Unfortunately, the bear market has extended to the present day, and Kraken’s objectives have been modified accordingly. Yesterday, Kraken performed a blog post announcing that it had been forced to lay off a significant portion of its workforce.. The stock exchange had to make this decision in order to “adapt to the current difficult market conditions“.

The layoffs affect Kraken’s global force and amount to as many as 1,100 workers, or 30 percent of the total. According to Jesse PowellCEO of Kraken and author of the statement, “I would like to thank you for your support.Macroeconomic and geopolitical factors have weighed on financial markets since the beginning of the year.“.

Kraken tried to respond to the negative factors by reducing the level of hiring and avoiding large marketing commitments, but these measures were not enough.. The negative situation also affected companies in the cryptographic ecosystem, forcing them to make cuts in several areas, such as personnel.

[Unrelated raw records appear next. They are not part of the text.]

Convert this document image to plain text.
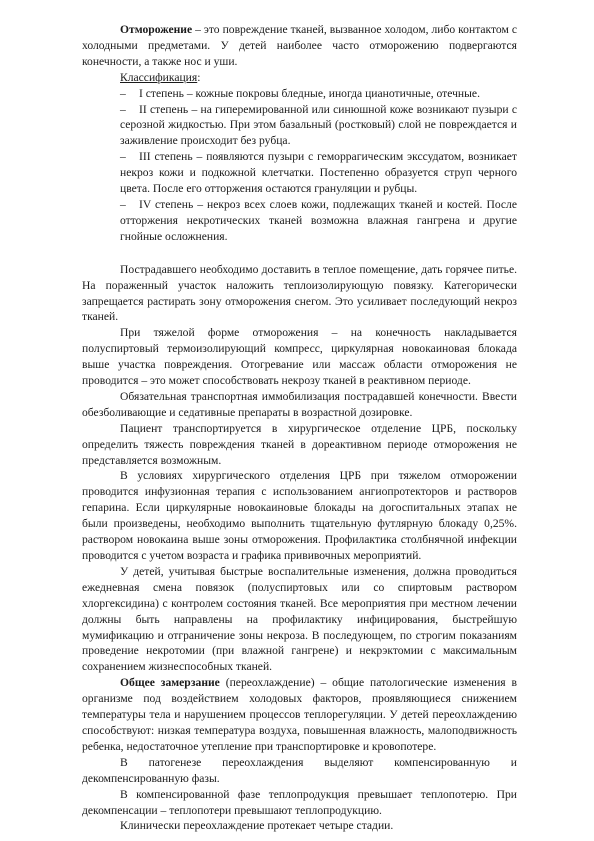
Отморожение – это повреждение тканей, вызванное холодом, либо контактом с холодными предметами. У детей наиболее часто отморожению подвергаются конечности, а также нос и уши.

Классификация:

– I степень – кожные покровы бледные, иногда цианотичные, отечные.

– II степень – на гиперемированной или синюшной коже возникают пузыри с серозной жидкостью. При этом базальный (ростковый) слой не повреждается и заживление происходит без рубца.

– III степень – появляются пузыри с геморрагическим экссудатом, возникает некроз кожи и подкожной клетчатки. Постепенно образуется струп черного цвета. После его отторжения остаются грануляции и рубцы.

– IV степень – некроз всех слоев кожи, подлежащих тканей и костей. После отторжения некротических тканей возможна влажная гангрена и другие гнойные осложнения.

Пострадавшего необходимо доставить в теплое помещение, дать горячее питье. На пораженный участок наложить теплоизолирующую повязку. Категорически запрещается растирать зону отморожения снегом. Это усиливает последующий некроз тканей.

При тяжелой форме отморожения – на конечность накладывается полуспиртовый термоизолирующий компресс, циркулярная новокаиновая блокада выше участка повреждения. Отогревание или массаж области отморожения не проводится – это может способствовать некрозу тканей в реактивном периоде.

Обязательная транспортная иммобилизация пострадавшей конечности. Ввести обезболивающие и седативные препараты в возрастной дозировке.

Пациент транспортируется в хирургическое отделение ЦРБ, поскольку определить тяжесть повреждения тканей в дореактивном периоде отморожения не представляется возможным.

В условиях хирургического отделения ЦРБ при тяжелом отморожении проводится инфузионная терапия с использованием ангиопротекторов и растворов гепарина. Если циркулярные новокаиновые блокады на догоспитальных этапах не были произведены, необходимо выполнить тщательную футлярную блокаду 0,25%. раствором новокаина выше зоны отморожения. Профилактика столбнячной инфекции проводится с учетом возраста и графика прививочных мероприятий.

У детей, учитывая быстрые воспалительные изменения, должна проводиться ежедневная смена повязок (полуспиртовых или со спиртовым раствором хлоргексидина) с контролем состояния тканей. Все мероприятия при местном лечении должны быть направлены на профилактику инфицирования, быстрейшую мумификацию и отграничение зоны некроза. В последующем, по строгим показаниям проведение некротомии (при влажной гангрене) и некрэктомии с максимальным сохранением жизнеспособных тканей.

Общее замерзание (переохлаждение) – общие патологические изменения в организме под воздействием холодовых факторов, проявляющиеся снижением температуры тела и нарушением процессов теплорегуляции. У детей переохлаждению способствуют: низкая температура воздуха, повышенная влажность, малоподвижность ребенка, недостаточное утепление при транспортировке и кровопотере.

В патогенезе переохлаждения выделяют компенсированную и декомпенсированную фазы.

В компенсированной фазе теплопродукция превышает теплопотерю. При декомпенсации – теплопотери превышают теплопродукцию.

Клинически переохлаждение протекает четыре стадии.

In September, the same Powell decided to retire after 11 years in office, having co-founded the platform.However, he currently appears to continue to exercise the responsibilities of CEO.

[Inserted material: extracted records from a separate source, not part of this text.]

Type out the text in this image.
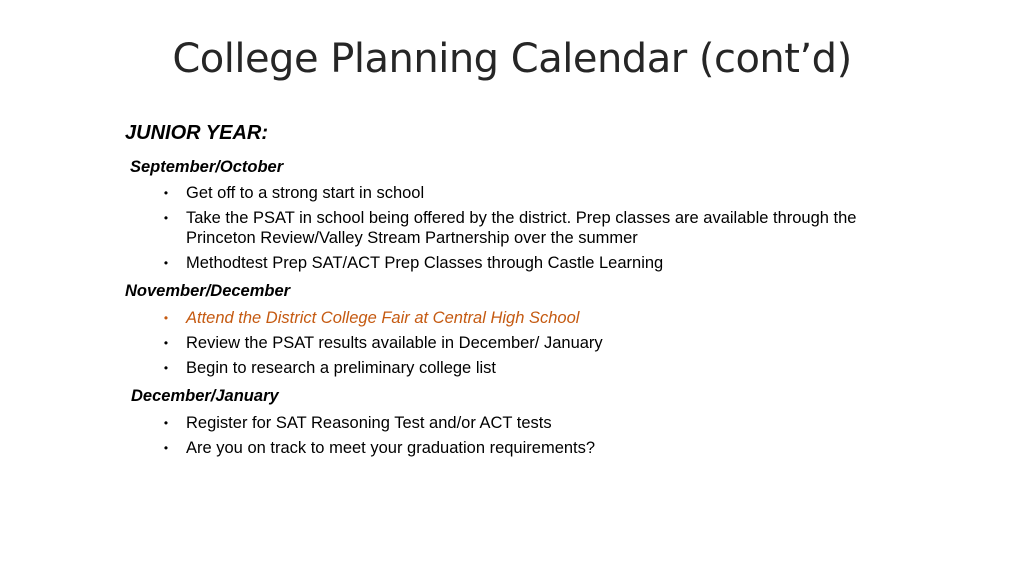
College Planning Calendar (cont’d)
JUNIOR YEAR:
September/October
• Get off to a strong start in school
• Take the PSAT in school being offered by the district. Prep classes are available through the Princeton Review/Valley Stream Partnership over the summer
• Methodtest Prep SAT/ACT Prep Classes through Castle Learning
November/December
• Attend the District College Fair at Central High School
• Review the PSAT results available in December/ January
• Begin to research a preliminary college list
December/January
• Register for SAT Reasoning Test and/or ACT tests
• Are you on track to meet your graduation requirements?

With yesterday’s announcement, Kraken contradicts itself regarding its June statements.However, the situation has changed a lot since the summer. The cryptocurrency winter and recession have continued to hit the economy, and some large platforms such as FTX have gone out of business. The bankruptcy of a giant like FTX caused a contagion effectThis caused the failure of other platforms and the loss of many other companies, as in the case of Kraken.

With their decision, Kraken joins other exchange platforms such as Coinbase or BitMex that have been forced to cut their staff.. In the case of Coinbase, the layoffs began in June, when a total of 1,100 employees were laid off, earlier this year. November the platform announced a new round of layoffs, bringing the total number to 1,160.

Continue reading the new Pavel Durov’s blockchain project for Telegramcould be interesting.